Kontext der Entscheidung Das Rechtsbehelfssystem im Verfahren der einstweiligen Anordnung ist nicht leicht zu durchschauen. Eine einstweilige Anordnung in Familiensachen ist nach § 57 Satz 1 FamFG grundsätzlich unanfechtbar. Ausnahmsweise ist die Beschwerde jedoch zulässig, wenn das Gericht des ersten Rechtszugs aufgrund mündlicher Erörterung u.a. über die elterliche Sorge für ein Kind entschieden hat. Nach § 63 Abs. 2 Nr. 1 FamFG beträgt die Beschwerdefrist nur zwei Wochen. Wenn das Gericht ohne mündliche Verhandlung entschieden hat, so ist zunächst gemäß § 54 Abs. 2 FamFG zu beantragen, aufgrund mündlicher Verhandlung erneut zu entscheiden. Sofern die einstweilige Anordnung das Aufenthaltsbestimmungsrecht betrifft, haben Änderungsanträge im Regelfall wenig Erfolg.
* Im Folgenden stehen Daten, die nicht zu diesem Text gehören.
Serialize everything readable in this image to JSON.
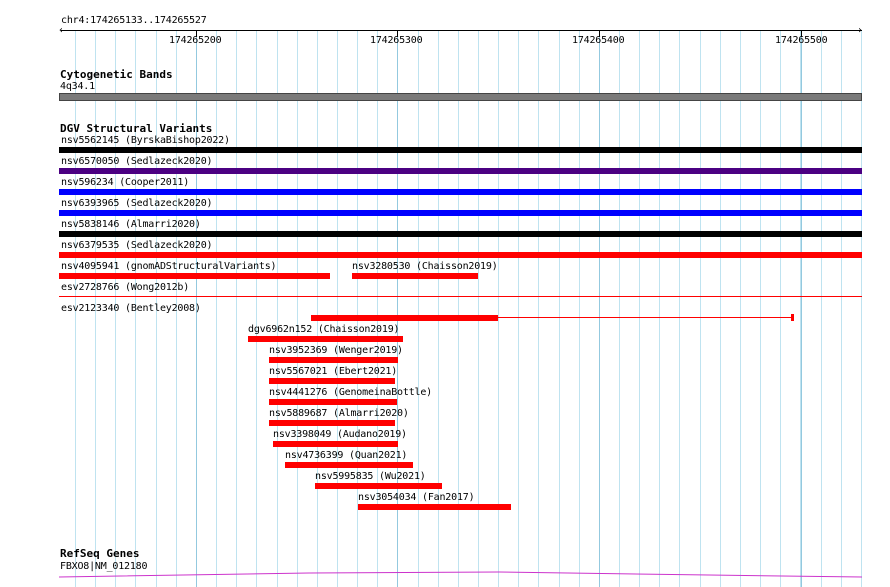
{
  "ruler": {
    "location": "chr4:174265133..174265527",
    "ticks": [
      "174265200",
      "174265300",
      "174265400",
      "174265500"
    ]
  },
  "tracks": {
    "cytoband": {
      "title": "Cytogenetic Bands",
      "band": "4q34.1"
    },
    "dgv": {
      "title": "DGV Structural Variants",
      "features": [
        {
          "label": "nsv5562145 (ByrskaBishop2022)",
          "color": "#000000"
        },
        {
          "label": "nsv6570050 (Sedlazeck2020)",
          "color": "#4b0082"
        },
        {
          "label": "nsv596234 (Cooper2011)",
          "color": "#0000ff"
        },
        {
          "label": "nsv6393965 (Sedlazeck2020)",
          "color": "#0000ff"
        },
        {
          "label": "nsv5838146 (Almarri2020)",
          "color": "#000000"
        },
        {
          "label": "nsv6379535 (Sedlazeck2020)",
          "color": "#ff0000"
        },
        {
          "label": "nsv4095941 (gnomADStructuralVariants)",
          "color": "#ff0000"
        },
        {
          "label": "nsv3280530 (Chaisson2019)",
          "color": "#ff0000"
        },
        {
          "label": "esv2728766 (Wong2012b)",
          "color": "#ff0000"
        },
        {
          "label": "esv2123340 (Bentley2008)",
          "color": "#ff0000"
        },
        {
          "label": "dgv6962n152 (Chaisson2019)",
          "color": "#ff0000"
        },
        {
          "label": "nsv3952369 (Wenger2019)",
          "color": "#ff0000"
        },
        {
          "label": "nsv5567021 (Ebert2021)",
          "color": "#ff0000"
        },
        {
          "label": "nsv4441276 (GenomeinaBottle)",
          "color": "#ff0000"
        },
        {
          "label": "nsv5889687 (Almarri2020)",
          "color": "#ff0000"
        },
        {
          "label": "nsv3398049 (Audano2019)",
          "color": "#ff0000"
        },
        {
          "label": "nsv4736399 (Quan2021)",
          "color": "#ff0000"
        },
        {
          "label": "nsv5995835 (Wu2021)",
          "color": "#ff0000"
        },
        {
          "label": "nsv3054034 (Fan2017)",
          "color": "#ff0000"
        }
      ]
    },
    "refseq": {
      "title": "RefSeq Genes",
      "gene": "FBXO8|NM_012180",
      "color": "#cc33cc"
    }
  }
}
Denn es entspricht grundsätzlich nicht dem Kindeswohl, eine bereits vollzogene einstweilige Anordnung zur Aufenthaltsbestimmung ohne schwerwiegende Gründe abzuändern (OLG Brandenburg, Beschl. v. 25.05.2011 - 13 WF 185/10; OLG Celle, Beschl. v. 19.07.2012 - 15 UF 81/12). Zwar gilt im Verfahren nach § 54 FamFG für Entscheidungen zum Sorge- und Umgangsrecht nicht der strenge Abänderungsmaßstab des § 1696 BGB. Das Gericht ist vielmehr gehalten, den Sachverhalt umfassend neu zu würdigen; es kann ihn auch abweichend beurteilen (BVerfG, Beschl. v. 27.08.2014 - 1 BvR 1822/14). Ohne den Vortrag neuer Tatsachen wird der Antrag jedoch wenig Erfolg haben.
- D.
Auswirkungen für die Praxis Die Abänderung einer Entscheidung zum Aufenthaltsbestimmungsrecht, die im Wege der einstweiligen Anordnung ergangen ist, lässt sich im Eilverfahren durch einen Antrag nach § 54 FamFG auf Aufhebung bzw. – wenn bisher keine mündliche Verhandlung erfolgt ist – Neuentscheidung aufgrund mündlicher Verhandlung oder durch eine Beschwerde nur aus schwerwiegenden Gründen abändern, obwohl der Maßstab des § 1696 BGB hier nicht gilt. Denn ohne solche Gründe wird dem häufig schon der Grundsatz der Kontinuität entgegenstehen.
- E.
Weitere Themenschwerpunkte der Entscheidung Soweit sich die Beschwerde gegen die Herausgabeanordnung richtete, war sie unzulässig. Nach § 57 Satz 2 Nr. 2 FamFG ist die Beschwerde gegen eine einstweilige Anordnung zwar zulässig, mit der über die Herausgabe des Kindes an den anderen Elternteil entschieden wurde. Der Ansicht, dass diese Vorschrift auch für die Herausgabe an den Ergänzungspfleger gilt (OLG Oldenburg, Beschl. v. 09.11.2010 - 13 UF 90/10), schließt sich das OLG Koblenz mit der herrschenden Gegenansicht (u.a. OLG Saarbrücken, Beschl. v. 21.12.2012 - 6 UF 416/12; OLG Düsseldorf, Beschl. v. 24.10.2019 - II-3 UF 129/19) jedoch nicht an.